Examples:  NYSE: DLR, NYSE: QTS

13.) Infrastructure / Telecom Tower REITs

Infrastructure REITs typically own telecom towers that are leased by multiple major wireless carriers like Verizon, AT&T, and T-Mobile.  Other infrastructure like privately-owned power lines and storage terminals could be included in this category, although that type of infrastructure hasn’t really moved over to a REIT structure in a major way yet.

Examples: NYSE: AMT, NYSE: CCI

14.) Entertainment / Movie Theater REITs

Entertainment REITs are own properties whose tenants mainly sell experiences rather than physical goods.  They are thought to be more Internet-resistant than your typical consumer-focused retailer.  Examples of tenants include movie theaters, privately-owned museums, water parks, and bowling alleys.

Examples: NYSE: EPR

15.) Farmland REITs

Farmland REITs own large rural tracts of land.  Their tenants are farmers which lease the land in order to grow various types of crops.

Examples: NASD: LAND, NYSE: FPI

16.) Outdoor Advertising REITs

Outdoor Advertising REITs own outdoor billboards directly, or in some cases, land or easements which generate lease payments from billboard companies.  Federal, state, and local laws and land use regulation make it very difficult to build new billboards, so existing billboards are valuable and difficult to replace.

Examples: NYSE: LAMR, NYSE: OUT

17.) Cold Storage REITs

Cold Storage REITs are a unique type of Industrial REIT.  They own temperature-controlled warehouses specifically designed to store food.

Examples: NYSE: COLD

18.) Timberland REITs

Timberland REITs own large tracts of land with timber.  Their income is mainly generated from selling mature trees to be milled and sold for construction, paper production, and other uses.  Because mature trees take 20 to 30 years to grow, timberland REITs have a unique business model compared to other REITs.

Examples: NYSE: WY, NASD: PCH

19.) Casino REITs

Some casinos have spun off their real estate assets — their resort properties — into separate publicly-traded Casino REITs in recent years.  They then sign long-term leases to operate their casino businesses at these properties.  These REITs tend to have relatively high dividend yields.

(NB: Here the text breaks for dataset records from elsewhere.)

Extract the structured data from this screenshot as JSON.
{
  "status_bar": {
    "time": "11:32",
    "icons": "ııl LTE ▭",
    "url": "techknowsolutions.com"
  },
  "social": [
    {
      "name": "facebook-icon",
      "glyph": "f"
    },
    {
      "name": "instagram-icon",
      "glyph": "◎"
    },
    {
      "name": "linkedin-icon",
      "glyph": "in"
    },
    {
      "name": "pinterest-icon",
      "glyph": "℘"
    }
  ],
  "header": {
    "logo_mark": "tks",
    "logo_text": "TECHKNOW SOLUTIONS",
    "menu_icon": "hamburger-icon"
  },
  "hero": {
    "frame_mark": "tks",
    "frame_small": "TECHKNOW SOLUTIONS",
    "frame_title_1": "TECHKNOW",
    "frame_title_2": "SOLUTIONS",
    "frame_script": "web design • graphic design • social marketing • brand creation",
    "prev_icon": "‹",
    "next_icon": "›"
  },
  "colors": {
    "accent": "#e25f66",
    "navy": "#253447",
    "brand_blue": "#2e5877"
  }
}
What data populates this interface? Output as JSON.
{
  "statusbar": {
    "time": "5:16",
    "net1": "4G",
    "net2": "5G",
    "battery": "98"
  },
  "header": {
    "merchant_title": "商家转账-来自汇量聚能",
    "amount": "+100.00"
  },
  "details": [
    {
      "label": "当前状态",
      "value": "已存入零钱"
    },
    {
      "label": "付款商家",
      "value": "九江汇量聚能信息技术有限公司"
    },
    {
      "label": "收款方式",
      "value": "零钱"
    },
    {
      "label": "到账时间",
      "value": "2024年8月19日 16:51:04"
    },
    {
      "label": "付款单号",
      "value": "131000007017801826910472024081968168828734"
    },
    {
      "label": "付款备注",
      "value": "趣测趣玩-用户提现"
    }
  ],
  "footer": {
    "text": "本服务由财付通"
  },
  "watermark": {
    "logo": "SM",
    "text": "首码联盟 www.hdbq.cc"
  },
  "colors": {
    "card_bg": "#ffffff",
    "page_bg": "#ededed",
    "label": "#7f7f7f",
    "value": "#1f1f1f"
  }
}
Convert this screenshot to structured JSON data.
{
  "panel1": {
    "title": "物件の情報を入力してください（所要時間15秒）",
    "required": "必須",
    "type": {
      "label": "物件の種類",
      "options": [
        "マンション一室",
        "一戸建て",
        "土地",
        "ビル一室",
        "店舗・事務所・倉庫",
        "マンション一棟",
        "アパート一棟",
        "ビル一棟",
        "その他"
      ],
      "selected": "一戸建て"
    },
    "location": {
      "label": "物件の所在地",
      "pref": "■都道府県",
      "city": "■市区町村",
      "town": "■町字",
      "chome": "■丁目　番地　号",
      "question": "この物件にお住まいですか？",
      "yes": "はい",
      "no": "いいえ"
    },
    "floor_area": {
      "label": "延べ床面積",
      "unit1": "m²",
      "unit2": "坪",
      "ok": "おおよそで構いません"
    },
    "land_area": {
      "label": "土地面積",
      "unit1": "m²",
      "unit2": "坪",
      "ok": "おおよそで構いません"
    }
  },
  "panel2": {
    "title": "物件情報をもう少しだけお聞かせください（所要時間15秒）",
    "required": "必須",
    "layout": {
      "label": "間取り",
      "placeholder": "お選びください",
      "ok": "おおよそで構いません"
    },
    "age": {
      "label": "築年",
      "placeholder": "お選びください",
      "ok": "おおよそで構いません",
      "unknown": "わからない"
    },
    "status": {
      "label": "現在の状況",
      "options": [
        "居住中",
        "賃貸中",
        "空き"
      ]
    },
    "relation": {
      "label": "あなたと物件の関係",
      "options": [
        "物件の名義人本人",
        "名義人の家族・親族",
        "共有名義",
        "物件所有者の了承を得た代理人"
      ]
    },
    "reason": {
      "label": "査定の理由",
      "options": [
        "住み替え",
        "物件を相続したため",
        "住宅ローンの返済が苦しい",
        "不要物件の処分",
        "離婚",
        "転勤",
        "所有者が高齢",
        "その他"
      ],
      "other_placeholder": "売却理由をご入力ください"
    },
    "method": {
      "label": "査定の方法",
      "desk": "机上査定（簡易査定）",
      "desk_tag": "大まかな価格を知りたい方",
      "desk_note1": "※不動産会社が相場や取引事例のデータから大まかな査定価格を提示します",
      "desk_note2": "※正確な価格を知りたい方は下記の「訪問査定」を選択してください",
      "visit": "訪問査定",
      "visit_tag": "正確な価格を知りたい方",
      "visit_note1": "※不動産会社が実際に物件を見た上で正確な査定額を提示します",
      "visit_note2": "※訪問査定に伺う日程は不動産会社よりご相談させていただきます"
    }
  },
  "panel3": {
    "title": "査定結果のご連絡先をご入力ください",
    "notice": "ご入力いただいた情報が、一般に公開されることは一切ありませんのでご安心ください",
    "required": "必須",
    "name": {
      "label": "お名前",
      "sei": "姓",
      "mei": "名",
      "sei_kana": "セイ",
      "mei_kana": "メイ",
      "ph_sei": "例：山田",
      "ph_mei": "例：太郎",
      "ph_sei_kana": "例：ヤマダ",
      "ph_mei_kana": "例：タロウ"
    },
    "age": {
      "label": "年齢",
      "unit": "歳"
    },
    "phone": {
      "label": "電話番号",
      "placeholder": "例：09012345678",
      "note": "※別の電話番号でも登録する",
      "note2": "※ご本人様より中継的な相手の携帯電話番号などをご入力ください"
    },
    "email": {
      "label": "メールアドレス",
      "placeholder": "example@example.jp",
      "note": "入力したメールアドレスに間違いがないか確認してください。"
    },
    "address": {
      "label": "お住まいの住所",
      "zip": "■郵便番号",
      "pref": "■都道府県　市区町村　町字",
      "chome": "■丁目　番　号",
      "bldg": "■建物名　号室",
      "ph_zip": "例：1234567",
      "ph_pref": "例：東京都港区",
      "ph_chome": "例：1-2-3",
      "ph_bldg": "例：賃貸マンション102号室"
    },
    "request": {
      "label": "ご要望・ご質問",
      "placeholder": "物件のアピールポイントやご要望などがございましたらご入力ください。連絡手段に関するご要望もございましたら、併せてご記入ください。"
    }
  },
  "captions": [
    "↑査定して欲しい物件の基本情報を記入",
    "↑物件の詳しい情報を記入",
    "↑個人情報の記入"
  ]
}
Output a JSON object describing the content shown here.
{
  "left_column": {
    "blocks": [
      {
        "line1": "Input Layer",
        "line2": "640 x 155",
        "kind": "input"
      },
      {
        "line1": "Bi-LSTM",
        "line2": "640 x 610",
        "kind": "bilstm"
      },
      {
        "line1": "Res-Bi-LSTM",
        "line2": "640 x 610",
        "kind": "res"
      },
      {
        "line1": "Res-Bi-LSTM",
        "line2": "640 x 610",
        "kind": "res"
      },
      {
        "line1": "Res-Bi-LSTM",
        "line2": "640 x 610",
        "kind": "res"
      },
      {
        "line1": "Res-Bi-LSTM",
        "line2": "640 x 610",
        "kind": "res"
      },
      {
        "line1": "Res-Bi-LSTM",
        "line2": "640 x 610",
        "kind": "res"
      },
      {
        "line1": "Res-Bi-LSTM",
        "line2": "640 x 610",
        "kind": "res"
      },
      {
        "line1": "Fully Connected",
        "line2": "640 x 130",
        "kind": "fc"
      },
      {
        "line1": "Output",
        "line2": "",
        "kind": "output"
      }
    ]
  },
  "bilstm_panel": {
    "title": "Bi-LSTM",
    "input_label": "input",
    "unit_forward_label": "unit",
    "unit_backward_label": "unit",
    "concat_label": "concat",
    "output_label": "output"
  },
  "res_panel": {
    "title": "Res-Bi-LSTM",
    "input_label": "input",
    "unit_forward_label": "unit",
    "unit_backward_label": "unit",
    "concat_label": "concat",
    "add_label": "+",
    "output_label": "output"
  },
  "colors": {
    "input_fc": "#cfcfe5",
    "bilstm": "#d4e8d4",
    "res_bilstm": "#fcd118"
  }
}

Examples: NYSE: VICI, NYSE: GLPI

20.) Education REITs

Education REITs own land and buildings which they lease to charter school operators to operate schools.  The charter school business is booming and Education REITs have been a solid source of capital to finance the growth.  Currently, charter school properties are mostly owned by private investors and private REITs as the one REIT with a heavy charter school focus has divested those properties.

21.) Prison REITs

Prison REITs own private prisons that are utilized by the Federal government and State governments to operate some prisons.  Recently, social justice groups have put a lot of force behind reducing incarcerations and shutting down private prisons.  The sector’s existence has been threatened and it’s future does not look bright.

Examples: NYSE: CXW, NYSE: GEO

22.) Diversified or Hybrid REITs

A REIT is considered diversified or hybrid when it crosses over into 2 distinctly different types of business lines.  For instance, a REIT that is 60% office buildings and 40% apartments.  A REIT that just has a small presence in another sector or goes into 2 related sectors (e.g. Multi Family Residential & Student Housing; Retail – Shopping Centers & Retail – NNN), is usually not considered diversified or hybrid.

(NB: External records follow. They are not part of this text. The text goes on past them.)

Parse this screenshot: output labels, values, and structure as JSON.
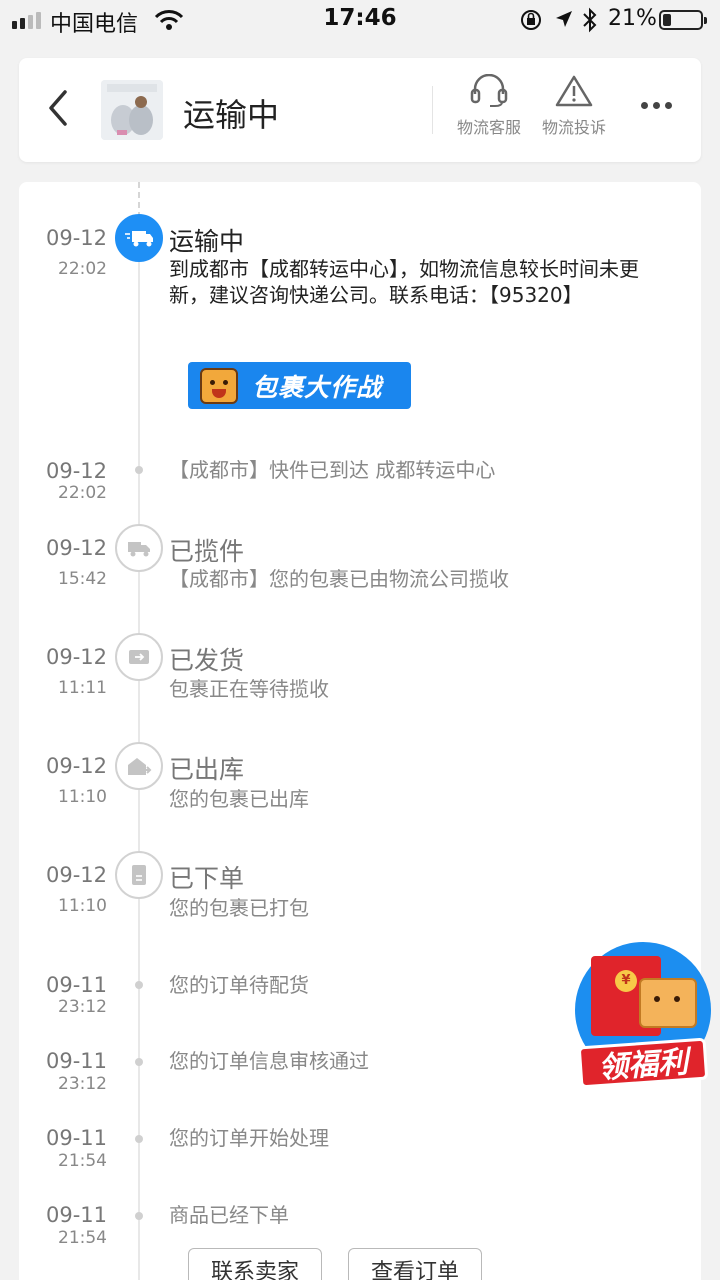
{
  "status_bar": {
    "carrier": "中国电信",
    "time": "17:46",
    "battery_percent": "21%",
    "battery_level": 0.21
  },
  "header": {
    "title": "运输中",
    "actions": [
      {
        "label": "物流客服",
        "icon": "headset-icon"
      },
      {
        "label": "物流投诉",
        "icon": "warning-icon"
      }
    ]
  },
  "banner": {
    "text": "包裹大作战"
  },
  "events": [
    {
      "date": "09-12",
      "time": "22:02",
      "status": "运输中",
      "desc": "到成都市【成都转运中心】，如物流信息较长时间未更新，建议咨询快递公司。联系电话：【95320】",
      "icon": "truck-icon",
      "active": true
    },
    {
      "date": "09-12",
      "time": "22:02",
      "status": "",
      "desc": "【成都市】快件已到达 成都转运中心",
      "icon": "dot"
    },
    {
      "date": "09-12",
      "time": "15:42",
      "status": "已揽件",
      "desc": "【成都市】您的包裹已由物流公司揽收",
      "icon": "pickup-truck-icon"
    },
    {
      "date": "09-12",
      "time": "11:11",
      "status": "已发货",
      "desc": "包裹正在等待揽收",
      "icon": "shipped-icon"
    },
    {
      "date": "09-12",
      "time": "11:10",
      "status": "已出库",
      "desc": "您的包裹已出库",
      "icon": "warehouse-icon"
    },
    {
      "date": "09-12",
      "time": "11:10",
      "status": "已下单",
      "desc": "您的包裹已打包",
      "icon": "document-icon"
    },
    {
      "date": "09-11",
      "time": "23:12",
      "status": "",
      "desc": "您的订单待配货",
      "icon": "dot"
    },
    {
      "date": "09-11",
      "time": "23:12",
      "status": "",
      "desc": "您的订单信息审核通过",
      "icon": "dot"
    },
    {
      "date": "09-11",
      "time": "21:54",
      "status": "",
      "desc": "您的订单开始处理",
      "icon": "dot"
    },
    {
      "date": "09-11",
      "time": "21:54",
      "status": "",
      "desc": "商品已经下单",
      "icon": "dot"
    }
  ],
  "promo": {
    "label": "领福利",
    "coin": "¥"
  },
  "buttons": {
    "contact_seller": "联系卖家",
    "view_order": "查看订单"
  },
  "colors": {
    "accent": "#1e8ff5",
    "promo_red": "#e0242b"
  }
}
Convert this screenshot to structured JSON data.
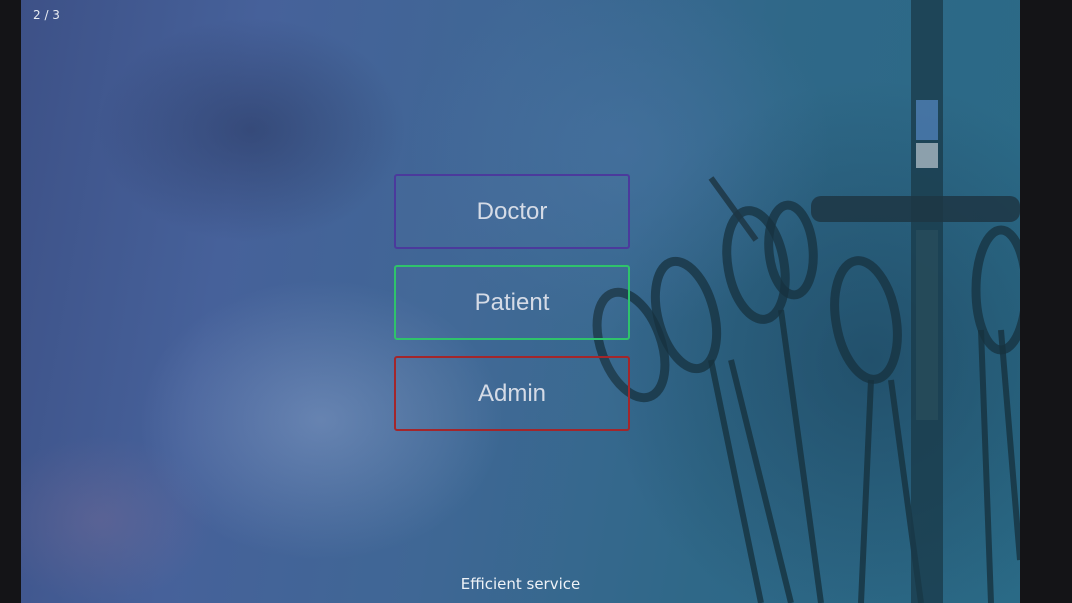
{
  "slideshow": {
    "counter": "2 / 3",
    "caption": "Efficient service"
  },
  "roles": {
    "doctor_label": "Doctor",
    "patient_label": "Patient",
    "admin_label": "Admin"
  },
  "colors": {
    "doctor_border": "#4b3a9c",
    "patient_border": "#2fc36b",
    "admin_border": "#a3262b"
  },
  "background": {
    "image_subject": "surgical-instruments-photo"
  }
}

Examples: NYSE: ALEX, NYSE: VER

23.) Mortgage REITs

Mortgage REITs, or mREITs, do not own properties directly.  They own loans on real estate, as well as mortgage-backed securities (MBS).  The difference between their cost of funds and the monthly interest payments they receive is the net interest margin.  mREITs tend to have very high dividends.

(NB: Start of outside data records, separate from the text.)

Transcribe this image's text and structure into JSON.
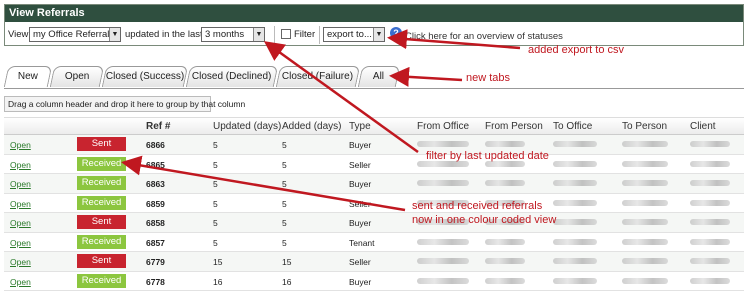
{
  "panel": {
    "title": "View Referrals",
    "view_label": "View",
    "view_select": "my Office Referrals",
    "updated_label": "updated in the last",
    "period_select": "3 months",
    "filter_label": "Filter",
    "export_select": "export to...",
    "help_text": "Click here for an overview of statuses"
  },
  "tabs": [
    {
      "label": "New",
      "active": true
    },
    {
      "label": "Open"
    },
    {
      "label": "Closed (Success)"
    },
    {
      "label": "Closed (Declined)"
    },
    {
      "label": "Closed (Failure)"
    },
    {
      "label": "All"
    }
  ],
  "group_bar": "Drag a column header and drop it here to group by that column",
  "grid": {
    "columns": [
      "",
      "",
      "Ref #",
      "Updated (days)",
      "Added (days)",
      "Type",
      "From Office",
      "From Person",
      "To Office",
      "To Person",
      "Client"
    ],
    "rows": [
      {
        "action": "Open",
        "status": "Sent",
        "ref": "6866",
        "updated": "5",
        "added": "5",
        "type": "Buyer"
      },
      {
        "action": "Open",
        "status": "Received",
        "ref": "6865",
        "updated": "5",
        "added": "5",
        "type": "Seller"
      },
      {
        "action": "Open",
        "status": "Received",
        "ref": "6863",
        "updated": "5",
        "added": "5",
        "type": "Buyer"
      },
      {
        "action": "Open",
        "status": "Received",
        "ref": "6859",
        "updated": "5",
        "added": "5",
        "type": "Seller"
      },
      {
        "action": "Open",
        "status": "Sent",
        "ref": "6858",
        "updated": "5",
        "added": "5",
        "type": "Buyer"
      },
      {
        "action": "Open",
        "status": "Received",
        "ref": "6857",
        "updated": "5",
        "added": "5",
        "type": "Tenant"
      },
      {
        "action": "Open",
        "status": "Sent",
        "ref": "6779",
        "updated": "15",
        "added": "15",
        "type": "Seller"
      },
      {
        "action": "Open",
        "status": "Received",
        "ref": "6778",
        "updated": "16",
        "added": "16",
        "type": "Buyer"
      }
    ]
  },
  "annotations": [
    {
      "text": "added export to csv"
    },
    {
      "text": "new tabs"
    },
    {
      "text": "filter by last updated date"
    },
    {
      "text": "sent and received referrals"
    },
    {
      "text": "now in one colour coded view"
    }
  ],
  "colors": {
    "sent": "#c8242f",
    "received": "#8cc63f",
    "annotation": "#c01820",
    "header": "#2f4f3f"
  }
}
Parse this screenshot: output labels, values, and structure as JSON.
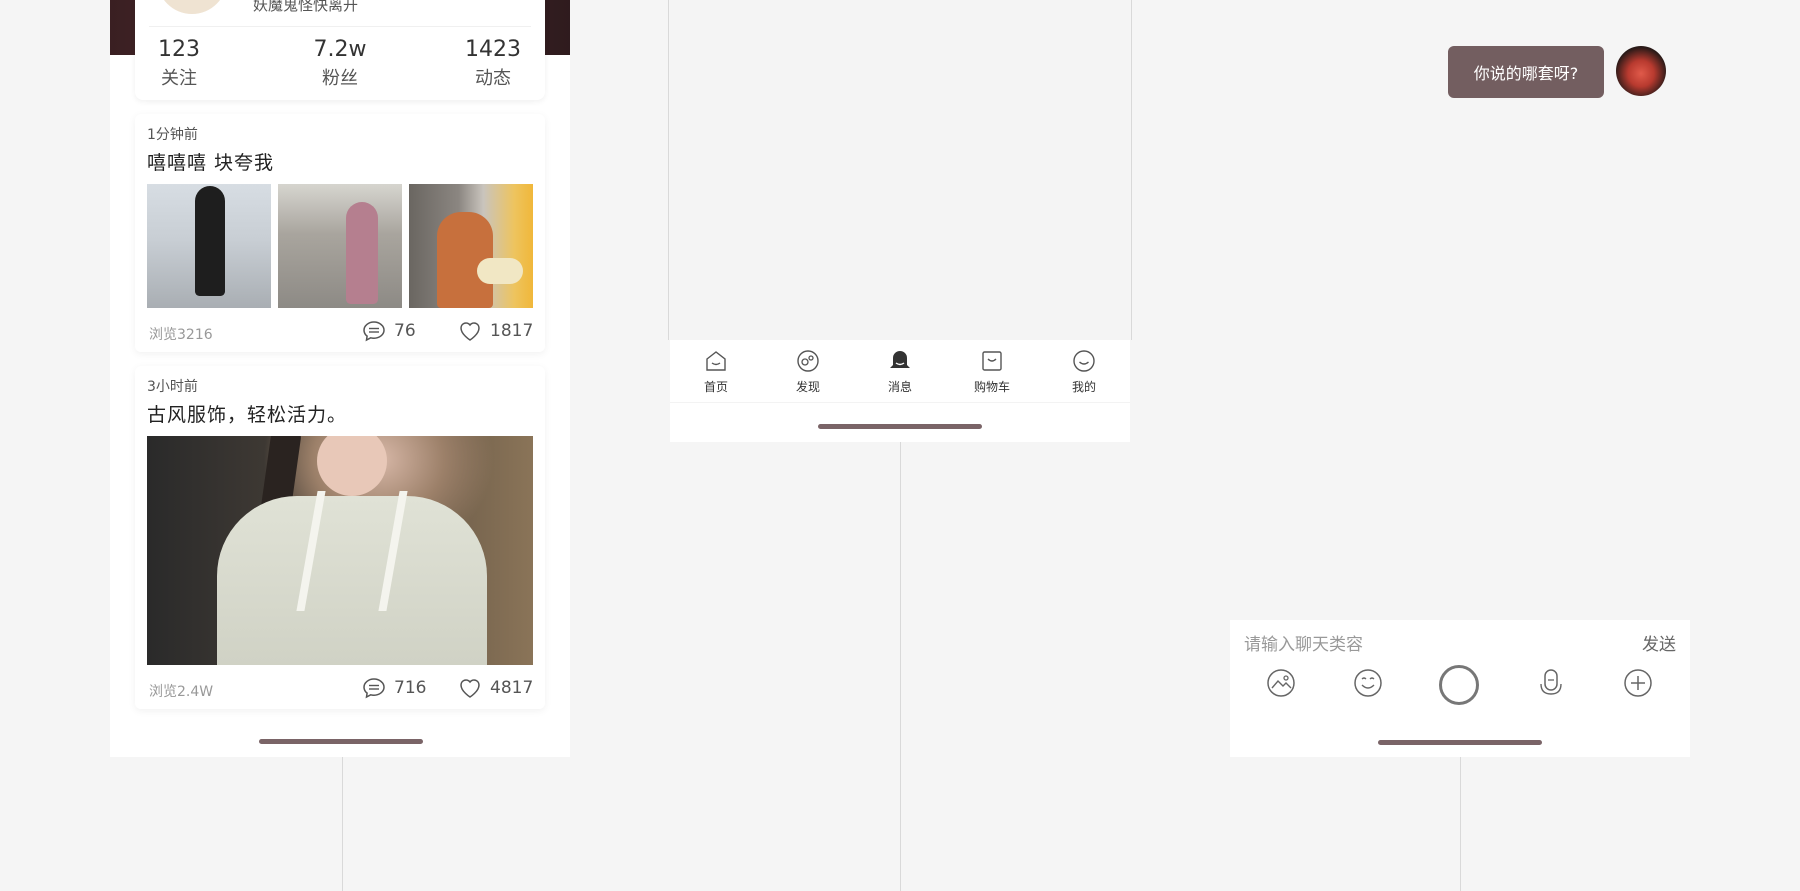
{
  "profile": {
    "bio": "妖魔鬼怪快离开",
    "stats": [
      {
        "num": "123",
        "label": "关注"
      },
      {
        "num": "7.2w",
        "label": "粉丝"
      },
      {
        "num": "1423",
        "label": "动态"
      }
    ]
  },
  "posts": [
    {
      "time": "1分钟前",
      "text": "嘻嘻嘻 块夸我",
      "views": "浏览3216",
      "comments": "76",
      "likes": "1817"
    },
    {
      "time": "3小时前",
      "text": "古风服饰，轻松活力。",
      "views": "浏览2.4W",
      "comments": "716",
      "likes": "4817"
    }
  ],
  "tabbar": {
    "tabs": [
      {
        "label": "首页",
        "icon": "home-icon"
      },
      {
        "label": "发现",
        "icon": "discover-icon"
      },
      {
        "label": "消息",
        "icon": "message-icon",
        "active": true
      },
      {
        "label": "购物车",
        "icon": "cart-icon"
      },
      {
        "label": "我的",
        "icon": "profile-icon"
      }
    ]
  },
  "chat": {
    "message": "你说的哪套呀?",
    "input_placeholder": "请输入聊天类容",
    "send_label": "发送",
    "tools": [
      "image-icon",
      "emoji-icon",
      "record-icon",
      "mic-icon",
      "plus-icon"
    ]
  },
  "colors": {
    "accent": "#735e60",
    "home_indicator": "#7a6467",
    "background": "#f5f5f5"
  }
}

Examples: NYSE: NLY, NYSE: BXMT

Other types of REITs:

There are a few other REIT categories that don’t currently have any publicly-traded REITs, but might in the future.  These niches include Parking Lot REITs, Ghost Kitchen REITs,  Cannabis Property REITs, Gym REITs, Marina REITs, ATM REITs, Ice Vending Machine REITs, Vineyard REITs, and Amusement Park REITs, among others.  Some of these properties like Gyms and Marinas, can be found in other REITs, but no pure play REITs currently exist in these categories.